Gemma leaves Ma at the sink to do the dishes in favour of bringing Harry to the other room, letting him cry into her shoulder for a long few minutes.

"He's not going to get better, Gem," he sobs quietly, looking up at her. "Is he?"

"We need to start being practical," Gemma says, but there are tears in her eyes, too, and finally, Harry thinks she's right.

Pa passes away a week later. Gemma walks to his room with a plate of breakfast and comes back still holding it, her face wrenched in anguish, tray shaking in her hands. Harry takes it from her and sets it down on the table and then holds her, hugs her close to his chest and cries into her hair while she cries into his chest. Ma catches on, of course she does, but she wears a brave face for the rest of the day and doesn't say a word about it, even when Harry and Gemma sit her down to discuss what to do now.

It feels horrible to say, but Harry's almost relieved that it's finally over. It was horrible, watching Pa go through all of that pain, to get weaker and weaker every day and no one even knew why. He's in a better place now, Harry hopes, a place where nothing can hurt him, where nothing can touch him ever again.

The ground is frozen solid and buried under at least eight feet of snow, so they'll have to wait until the spring before they can bury him where he always wanted to be buried.

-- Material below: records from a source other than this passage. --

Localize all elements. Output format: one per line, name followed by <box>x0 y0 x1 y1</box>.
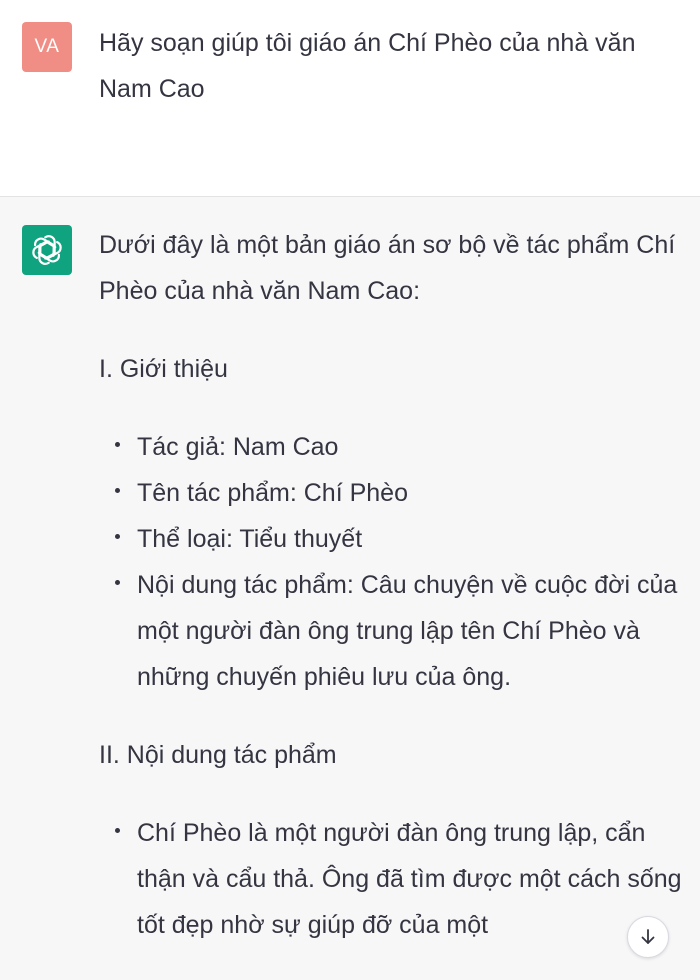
content-list: Chí Phèo là một người đàn ông trung lập,… <box>99 810 689 948</box>
section-heading-content: II. Nội dung tác phẩm <box>99 741 337 769</box>
scroll-to-bottom-button[interactable] <box>627 916 669 958</box>
user-avatar: VA <box>22 22 72 72</box>
list-item: Tên tác phẩm: Chí Phèo <box>115 470 689 516</box>
reply-intro: Dưới đây là một bản giáo án sơ bộ về tác… <box>99 231 676 305</box>
openai-logo-icon <box>22 225 72 275</box>
list-item: Chí Phèo là một người đàn ông trung lập,… <box>115 810 689 948</box>
list-item: Nội dung tác phẩm: Câu chuyện về cuộc đờ… <box>115 562 689 700</box>
section-heading-intro: I. Giới thiệu <box>99 355 228 383</box>
user-message-text: Hãy soạn giúp tôi giáo án Chí Phèo của n… <box>99 29 636 103</box>
assistant-message: Dưới đây là một bản giáo án sơ bộ về tác… <box>0 197 700 967</box>
list-item: Tác giả: Nam Cao <box>115 424 689 470</box>
assistant-reply: Dưới đây là một bản giáo án sơ bộ về tác… <box>99 222 689 980</box>
list-item: Thể loại: Tiểu thuyết <box>115 516 689 562</box>
arrow-down-icon <box>641 929 655 944</box>
user-message: VA Hãy soạn giúp tôi giáo án Chí Phèo củ… <box>0 0 700 197</box>
intro-list: Tác giả: Nam Cao Tên tác phẩm: Chí Phèo … <box>99 424 689 700</box>
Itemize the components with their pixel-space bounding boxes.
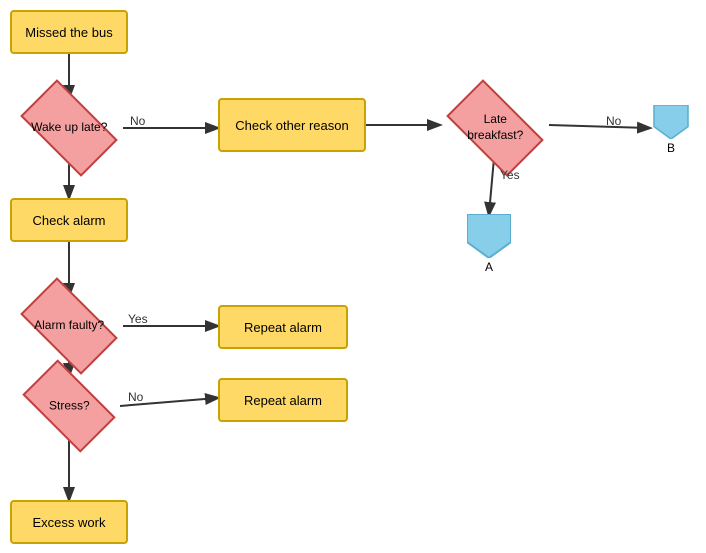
wake-up-late-label: Wake up late? — [31, 120, 107, 136]
yes-label-2: Yes — [128, 312, 148, 326]
no-label-3: No — [128, 390, 143, 404]
excess-work-label: Excess work — [33, 515, 106, 530]
missed-bus-node: Missed the bus — [10, 10, 128, 54]
repeat-alarm-1-node: Repeat alarm — [218, 305, 348, 349]
late-breakfast-node: Late breakfast? — [446, 79, 544, 177]
missed-bus-label: Missed the bus — [25, 25, 112, 40]
flowchart: Missed the bus Wake up late? No Check ot… — [0, 0, 706, 553]
check-other-reason-node: Check other reason — [218, 98, 366, 152]
repeat-alarm-2-label: Repeat alarm — [244, 393, 322, 408]
repeat-alarm-1-label: Repeat alarm — [244, 320, 322, 335]
arrows-svg — [0, 0, 706, 553]
excess-work-node: Excess work — [10, 500, 128, 544]
terminal-a: A — [467, 214, 511, 274]
check-alarm-node: Check alarm — [10, 198, 128, 242]
wake-up-late-node: Wake up late? — [20, 79, 118, 177]
alarm-faulty-label: Alarm faulty? — [34, 318, 104, 334]
terminal-a-shape — [467, 214, 511, 258]
terminal-b-shape — [649, 105, 693, 139]
yes-label-1: Yes — [500, 168, 520, 182]
no-label-1: No — [130, 114, 145, 128]
repeat-alarm-2-node: Repeat alarm — [218, 378, 348, 422]
check-other-reason-label: Check other reason — [235, 118, 348, 133]
terminal-b: B — [649, 105, 693, 155]
alarm-faulty-node: Alarm faulty? — [20, 277, 118, 375]
late-breakfast-label: Late breakfast? — [454, 112, 536, 143]
terminal-b-label: B — [667, 141, 675, 155]
terminal-a-label: A — [485, 260, 493, 274]
no-label-2: No — [606, 114, 621, 128]
check-alarm-label: Check alarm — [33, 213, 106, 228]
stress-label: Stress? — [49, 398, 90, 414]
stress-node: Stress? — [22, 359, 115, 452]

"When I go," he used to say, sometimes over supper, sometimes early in the morning when Harry was working with him in the field, sometimes offhandedly and in passing, "I want to be buried under the apple tree in the field, the one I planted first, with your Ma. I love that goddamn apple tree. I want to be buried there."

It always seemed so far away, something that would never actually happen, but now here they are, huddled behind the kitchen window, looking at the snow buried nearly halfway up its trunk in the snow.